When it comes to stunning buildings, the GCC is not short of examples. Vertical columns of glass and aluminium are sprouting up relentlessly to the tune of more than $300 billion in construction investment. While ‘looks’ have typically been the most important factor in a client’s brief, much more attention is now being paid to operational functionality – bringing a keener sense of understanding how to manage energy consumption while optimising interior working environments.
Glance down Dubai’s ‘Manhattanesque’ Sheikh Zayed Road, for example, and you find a glittering array of fantastic façades. But the comfort of the occupants within can vary tremendously. A façade must reach an critical balance between aesthetics, user comfort, energy efficiency and affordable maintenance – criteria that conflict in more than one area. The result is often to the advantage of aesthetics and architecture, and to the detriment of user comfort.
Whilst a 100 percent glass façade is great for bringing natural light into a building, it requires a particularly efficient solar control system to reduce energy bills caused by overheating – and to reduce glare. Window covering products, which can be used either internally or externally, are one effective solution for solar control and are being increasingly utilised in the GCC.
“The mentality of people over here is changing,” explains Jean Chemali, Manager of Window Covering Products for Hunter Douglas Middle East. “In Europe, the whole thinking about design concepts and window coverings has changed tremendously over the past five to 10 years. Here, engineers, consultants and architects are following very quickly with the uptake of Helioscreen products, which are overtaking many other types of window coverings. Although they’ve been around since the Sixties, people are just starting to realise the importance of it.”
Screen is an open fabric woven from glass yarns, coated with a bulk-dyed polymer compound. Studies have shown that these external blinds can stop up to 90 per cent of solar energy.

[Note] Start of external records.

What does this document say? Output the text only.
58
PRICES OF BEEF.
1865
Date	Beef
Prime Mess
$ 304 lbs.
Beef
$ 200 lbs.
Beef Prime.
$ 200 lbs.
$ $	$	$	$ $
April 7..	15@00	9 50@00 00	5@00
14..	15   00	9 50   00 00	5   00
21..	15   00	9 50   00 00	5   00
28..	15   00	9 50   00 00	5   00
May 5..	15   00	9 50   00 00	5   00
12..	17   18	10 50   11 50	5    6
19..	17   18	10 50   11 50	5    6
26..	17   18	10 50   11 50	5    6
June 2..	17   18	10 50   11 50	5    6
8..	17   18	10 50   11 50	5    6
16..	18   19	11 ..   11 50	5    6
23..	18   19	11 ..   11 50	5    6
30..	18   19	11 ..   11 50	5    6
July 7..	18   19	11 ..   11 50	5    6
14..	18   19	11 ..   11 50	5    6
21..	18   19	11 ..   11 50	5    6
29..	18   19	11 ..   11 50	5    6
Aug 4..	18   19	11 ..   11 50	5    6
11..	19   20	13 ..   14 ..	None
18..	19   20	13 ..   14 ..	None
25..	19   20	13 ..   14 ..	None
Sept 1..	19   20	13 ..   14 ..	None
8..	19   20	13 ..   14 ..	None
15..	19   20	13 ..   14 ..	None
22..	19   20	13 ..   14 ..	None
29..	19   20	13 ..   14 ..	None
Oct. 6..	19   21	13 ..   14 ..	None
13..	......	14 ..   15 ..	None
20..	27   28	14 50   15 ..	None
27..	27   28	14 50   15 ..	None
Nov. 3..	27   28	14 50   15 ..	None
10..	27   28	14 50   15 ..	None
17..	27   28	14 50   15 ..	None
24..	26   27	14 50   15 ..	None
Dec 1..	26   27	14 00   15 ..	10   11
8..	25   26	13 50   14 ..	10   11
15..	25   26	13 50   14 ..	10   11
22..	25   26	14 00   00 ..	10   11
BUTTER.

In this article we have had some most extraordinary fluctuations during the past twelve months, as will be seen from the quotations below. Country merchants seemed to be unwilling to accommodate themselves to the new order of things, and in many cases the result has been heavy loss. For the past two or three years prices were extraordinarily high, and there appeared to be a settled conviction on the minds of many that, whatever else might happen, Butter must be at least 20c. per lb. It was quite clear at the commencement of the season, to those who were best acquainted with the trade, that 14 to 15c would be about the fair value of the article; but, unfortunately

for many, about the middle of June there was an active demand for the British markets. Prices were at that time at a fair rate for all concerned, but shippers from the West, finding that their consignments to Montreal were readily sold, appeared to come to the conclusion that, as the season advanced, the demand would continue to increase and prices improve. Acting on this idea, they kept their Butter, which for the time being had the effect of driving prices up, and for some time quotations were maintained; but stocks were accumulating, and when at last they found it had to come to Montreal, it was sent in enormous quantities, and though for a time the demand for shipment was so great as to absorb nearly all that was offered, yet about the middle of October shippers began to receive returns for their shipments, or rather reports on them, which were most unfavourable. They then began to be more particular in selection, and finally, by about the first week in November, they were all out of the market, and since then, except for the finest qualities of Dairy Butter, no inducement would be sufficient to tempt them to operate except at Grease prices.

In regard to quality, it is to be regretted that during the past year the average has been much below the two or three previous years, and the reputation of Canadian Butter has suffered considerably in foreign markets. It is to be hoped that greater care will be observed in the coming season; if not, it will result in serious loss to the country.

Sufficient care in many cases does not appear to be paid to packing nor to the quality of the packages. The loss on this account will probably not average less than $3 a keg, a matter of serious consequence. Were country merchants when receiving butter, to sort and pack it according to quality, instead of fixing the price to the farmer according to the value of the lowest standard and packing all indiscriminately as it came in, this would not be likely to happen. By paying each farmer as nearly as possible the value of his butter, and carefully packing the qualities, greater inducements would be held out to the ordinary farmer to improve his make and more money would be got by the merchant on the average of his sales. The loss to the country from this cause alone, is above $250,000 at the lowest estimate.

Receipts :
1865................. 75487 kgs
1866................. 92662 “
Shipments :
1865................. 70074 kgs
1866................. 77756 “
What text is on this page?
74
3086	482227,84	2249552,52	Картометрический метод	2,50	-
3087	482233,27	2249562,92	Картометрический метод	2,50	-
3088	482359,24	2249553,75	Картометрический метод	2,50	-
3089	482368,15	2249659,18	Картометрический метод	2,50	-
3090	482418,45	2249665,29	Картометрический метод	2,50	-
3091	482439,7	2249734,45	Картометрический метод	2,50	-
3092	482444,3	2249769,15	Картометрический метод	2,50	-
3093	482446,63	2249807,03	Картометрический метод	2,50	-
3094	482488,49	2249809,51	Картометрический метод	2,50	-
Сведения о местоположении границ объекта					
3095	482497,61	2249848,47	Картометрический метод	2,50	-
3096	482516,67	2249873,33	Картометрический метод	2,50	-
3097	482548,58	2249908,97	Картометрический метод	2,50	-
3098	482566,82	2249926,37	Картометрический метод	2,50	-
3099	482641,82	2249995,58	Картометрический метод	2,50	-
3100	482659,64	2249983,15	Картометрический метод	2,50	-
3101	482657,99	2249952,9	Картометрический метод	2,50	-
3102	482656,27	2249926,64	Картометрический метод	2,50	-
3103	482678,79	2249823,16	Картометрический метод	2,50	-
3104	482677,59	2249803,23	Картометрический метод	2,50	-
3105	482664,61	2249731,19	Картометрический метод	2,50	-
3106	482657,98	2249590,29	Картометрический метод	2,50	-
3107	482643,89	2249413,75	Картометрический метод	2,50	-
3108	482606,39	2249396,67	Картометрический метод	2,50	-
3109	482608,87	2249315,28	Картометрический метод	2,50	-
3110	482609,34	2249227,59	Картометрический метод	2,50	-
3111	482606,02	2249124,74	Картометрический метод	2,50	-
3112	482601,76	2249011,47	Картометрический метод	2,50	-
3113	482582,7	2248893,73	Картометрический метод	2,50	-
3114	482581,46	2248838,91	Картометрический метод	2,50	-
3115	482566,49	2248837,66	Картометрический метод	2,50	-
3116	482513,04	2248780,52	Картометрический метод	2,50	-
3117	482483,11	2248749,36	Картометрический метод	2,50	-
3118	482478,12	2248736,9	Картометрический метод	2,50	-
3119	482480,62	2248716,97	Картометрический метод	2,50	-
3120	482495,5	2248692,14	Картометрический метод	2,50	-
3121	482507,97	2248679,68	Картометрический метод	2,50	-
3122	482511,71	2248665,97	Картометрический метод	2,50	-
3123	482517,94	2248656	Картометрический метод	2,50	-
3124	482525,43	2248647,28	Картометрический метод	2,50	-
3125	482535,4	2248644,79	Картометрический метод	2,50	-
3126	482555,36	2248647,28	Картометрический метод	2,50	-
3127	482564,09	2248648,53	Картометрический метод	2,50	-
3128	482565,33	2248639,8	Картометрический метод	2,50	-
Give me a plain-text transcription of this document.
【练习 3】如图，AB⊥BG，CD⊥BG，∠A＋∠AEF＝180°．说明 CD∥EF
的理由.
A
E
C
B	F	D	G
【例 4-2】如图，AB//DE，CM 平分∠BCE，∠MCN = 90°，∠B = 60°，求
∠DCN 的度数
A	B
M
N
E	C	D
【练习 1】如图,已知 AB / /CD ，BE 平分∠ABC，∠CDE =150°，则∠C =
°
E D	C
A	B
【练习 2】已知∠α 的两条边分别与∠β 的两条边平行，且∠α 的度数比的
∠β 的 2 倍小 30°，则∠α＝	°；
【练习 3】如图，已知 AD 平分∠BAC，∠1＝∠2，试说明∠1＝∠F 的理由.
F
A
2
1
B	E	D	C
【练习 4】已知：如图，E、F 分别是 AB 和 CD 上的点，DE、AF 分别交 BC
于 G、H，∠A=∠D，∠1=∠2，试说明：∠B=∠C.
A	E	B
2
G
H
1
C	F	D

This translates into a 5-150C reduction in maximum room temperature, which in turn makes it possible to reduce air-conditioning capacity by 50 per cent and power consumption by up to 60 per cent. Automating blinds by positioning them according to the time of day and the weather further optimises energy savings. Placed on the inside, screen blinds ensure good visual comfort by reducing the intensity of light and glare.
If you want to block heat, you’re better off doing it outside a building rather than inside where it will not be nearly as effective in reducing air conditioning load.
“Unfortunately, the most popular over here is still the internally used one,” says Chemali. “But if you want to have energy efficiency, then you have to go for external use. If you want to block heat, you’re better off doing it outside a building rather than inside where it will not be nearly as effective in reducing air conditioning load.”